42 So. 2d 1 | Fla. | 1949

Trover action by First National Bank in Palm Beach, executor of the estate of Bessie M. Rader, deceased, against Leo J. Rader, for damages for conversion by defendant of United States Treasury Bonds alleged to have been the property of deceased. From an adverse judgment, defendant appeals.

Affirmed. The appellee, executor of the estate of Bessie M. Rader, sued in trover to recover damages from the appellant for the conversion by him of five United States Treasury Bonds of the value of $1,000 each, alleged to have been the property of the testatrix. The jury returned a verdict for the plaintiff, fixing damages at $5,000.

We shall give now a resume of the facts which the jury must have believed in order to reach a verdict for the plaintiff.

Bessie M. Rader was appellant's wife. They maintained a joint account in the bank and a safe deposit box to which both had access. On a certain day during World War II each of them, by separate paper, instructed the bank to purchase $5,000 worth of United States Treasury two and one-half per cent bonds, and the funds in the joint account were used to pay for them. When the bonds were delivered they were put in the common box.

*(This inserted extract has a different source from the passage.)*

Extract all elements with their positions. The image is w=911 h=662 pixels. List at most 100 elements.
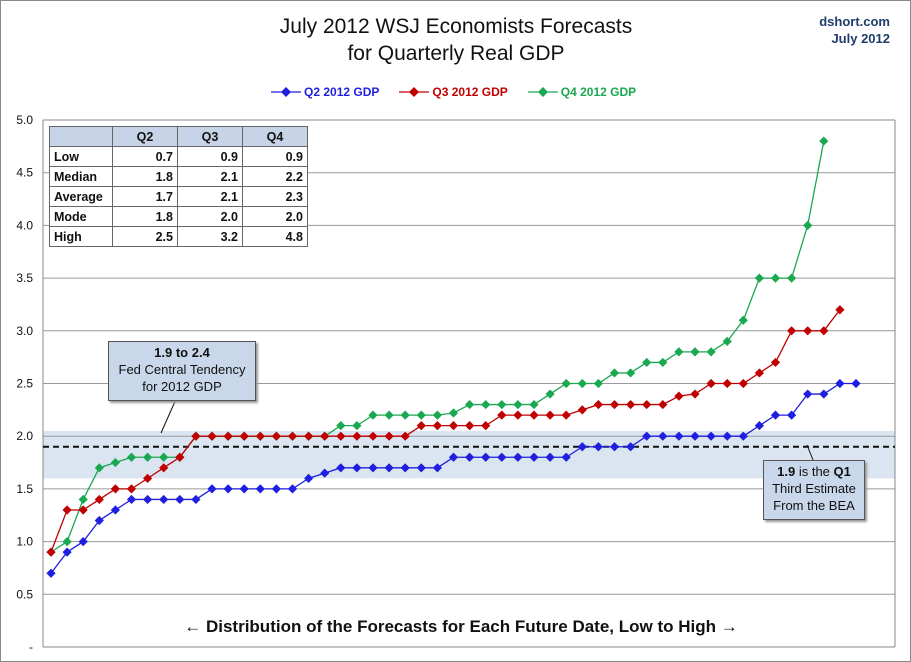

Later Rader's nephew importuned him to endorse a note for $10,000 at another bank to assist the nephew in a business enterprise. Rader accommodated by signing the note and, without his wife's knowledge or consent, deposited as collateral the bonds purchased by him and his wife. Subsequently the note was discharged when Rader substituted at the lending bank his own note for the one endorsed by him and made by his nephew. To the new note were transferred as collateral the same $10,000 worth of bonds. Meanwhile Bessie M. Rader discovered that the bonds had been used as security for the loan; whereupon she remonstrated with her husband, who reproached himself for what he had done and promised to return the securities, or her *2 part of them, to the safe deposit box. One witness testified that both Rader and his wife stated to the witness that each owned five of the bonds.

Bessie M. Rader soon died — and thirteen days afterward the appellant caused the bonds to be sold and his note to be paid with the proceeds.

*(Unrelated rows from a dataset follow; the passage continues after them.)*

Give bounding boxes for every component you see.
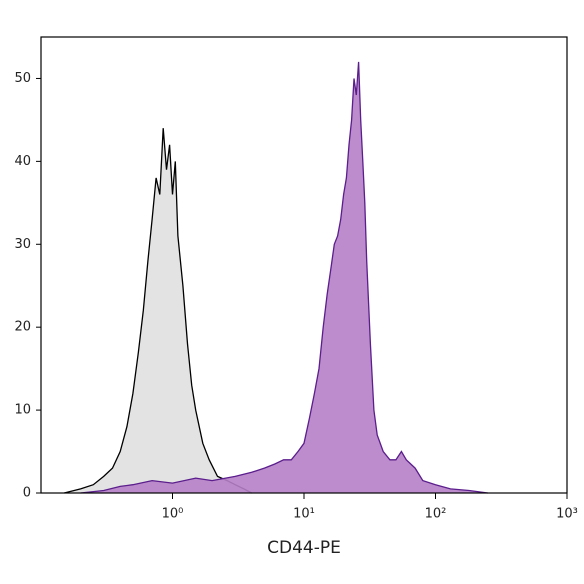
x-tick-label: 10⁰ [162, 507, 184, 522]
y-tick-label: 20 [14, 320, 31, 335]
y-tick-label: 40 [14, 154, 31, 169]
series-line [80, 61, 488, 494]
x-tick-label: 10¹ [293, 507, 315, 522]
x-tick-label: 10³ [556, 507, 578, 522]
plot-frame [40, 36, 568, 494]
y-tick-label: 10 [14, 403, 31, 418]
series-line [64, 128, 253, 494]
x-axis-label: CD44-PE [267, 538, 341, 558]
x-tick-label: 10² [425, 507, 447, 522]
y-tick-label: 50 [14, 71, 31, 86]
y-tick-label: 0 [23, 486, 31, 501]
y-tick-label: 30 [14, 237, 31, 252]
area-fill [64, 128, 252, 493]
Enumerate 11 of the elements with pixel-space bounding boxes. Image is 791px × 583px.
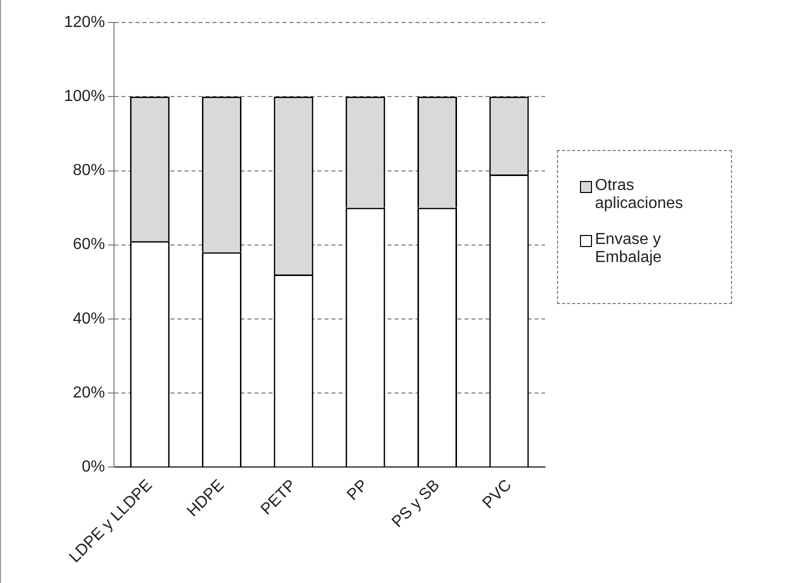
y-tick-label: 40%: [72, 310, 105, 328]
x-tick-label: PP: [344, 476, 372, 504]
y-tick-label: 20%: [72, 384, 105, 402]
y-tick-label: 0%: [82, 458, 105, 476]
y-tick-label: 100%: [64, 88, 105, 106]
y-tick-label: 60%: [72, 236, 105, 254]
y-tick-label: 120%: [64, 14, 105, 32]
x-tick-label: PS y SB: [389, 476, 444, 531]
text: Envase y Embalaje: [595, 231, 663, 267]
legend-label: Otras aplicaciones: [595, 177, 684, 213]
y-tick-label: 80%: [72, 162, 105, 180]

In brief, it is appellant's contention that inasmuch as the bonds, though separately ordered, were purchased from the common account, the joint interest in that account was translated to the bonds and an estate by the entireties existed in them also. To support his position appellant cites the rule that neither spouse can alien or forfeit his part of any estate by the entireties without the consent of the other; that there can be no severance by the act of one. We do not pause to elaborate on, or take issue in any degree with, the authorities that have recognized this principle. In truth, we are counted among them. We held precisely that in Bailey v. Smith, 89 Fla. 303, 103 So. 833, 834, where we stated: "Neither spouse can alien or forfeit any part of the estate"; then we added "without the assent of the other * * *."

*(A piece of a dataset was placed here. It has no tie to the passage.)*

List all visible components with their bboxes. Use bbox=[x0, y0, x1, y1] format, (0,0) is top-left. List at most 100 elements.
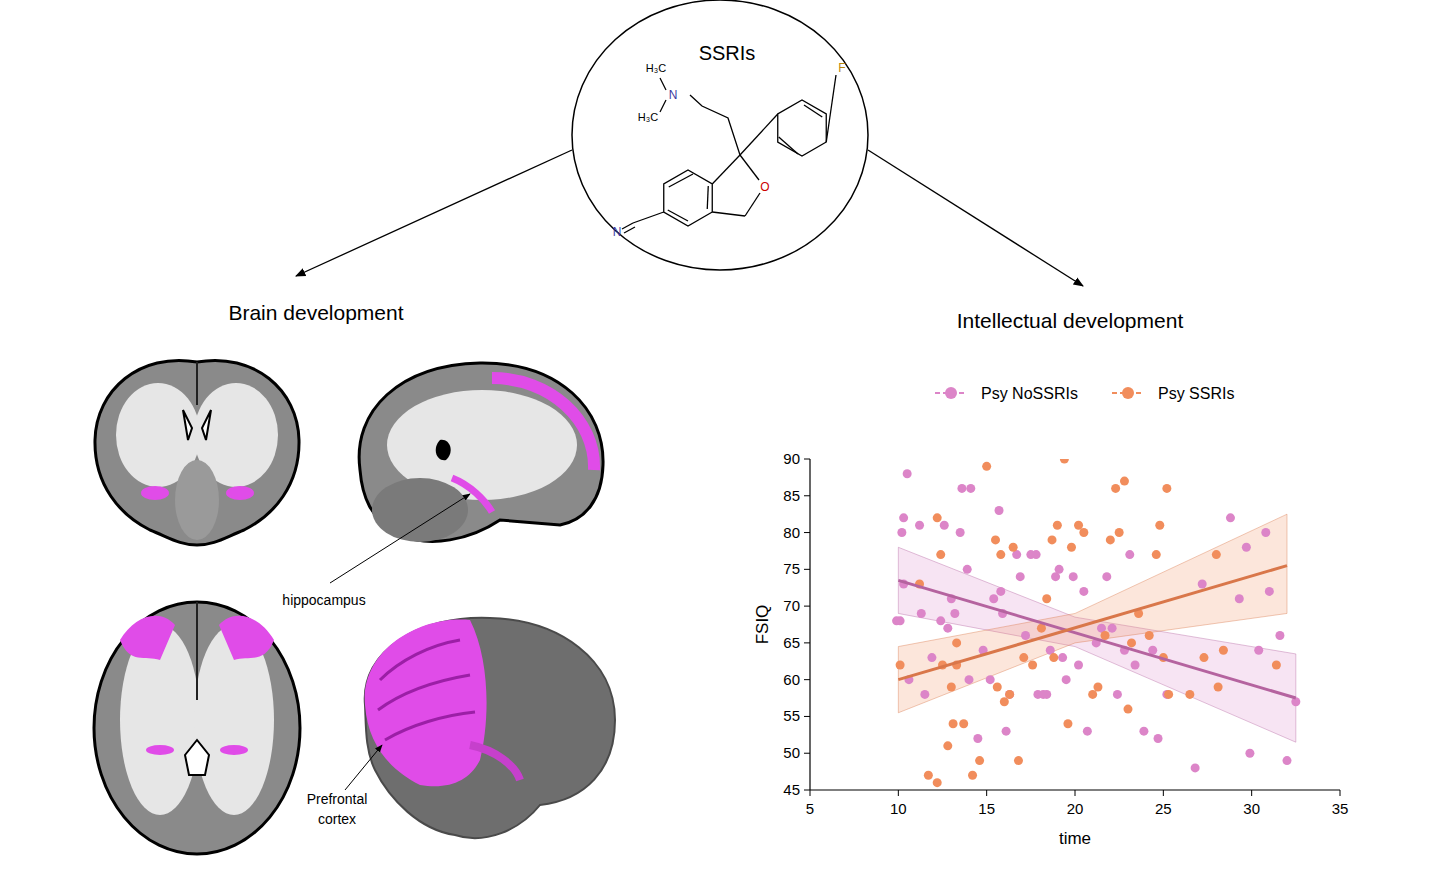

It seems to us that the qualification comes into play here, as it was established by evidence the jury believed that the parties in effect assented to a dissolution of the estate when they ordered the bonds separately. The funds were transferred by both in the same manner for the same purpose on the same day. Thus they can be said to have acted in concert, and we think a just interpretation of these acts is that they intended to sever the estate by each taking five of the bonds. It is true that the bonds of both, upon delivery, were returned to the common deposit box, but this procedure was nothing more than a matter of convenience and does not require a construction that the estate by the entireties was transmitted from the bank balance to the bonds, or was severed when the bonds were purchased individually and re-created when again they were put in the same place of safety.

To bolster the thought that the parties then and there in a simultaneous effort divided the estate there is testimony, to which the jury gave credence, that each of them afterward declared sole ownership of $5,000 in bonds; that the husband was repentant when his wife upbraided him for taking her bonds surreptitiously; that he promised to return them.

We have found no reversible error in the record; so the judgment is —

Affirmed.

ADAMS, C.J., and TERRELL and BARNS, JJ., concur.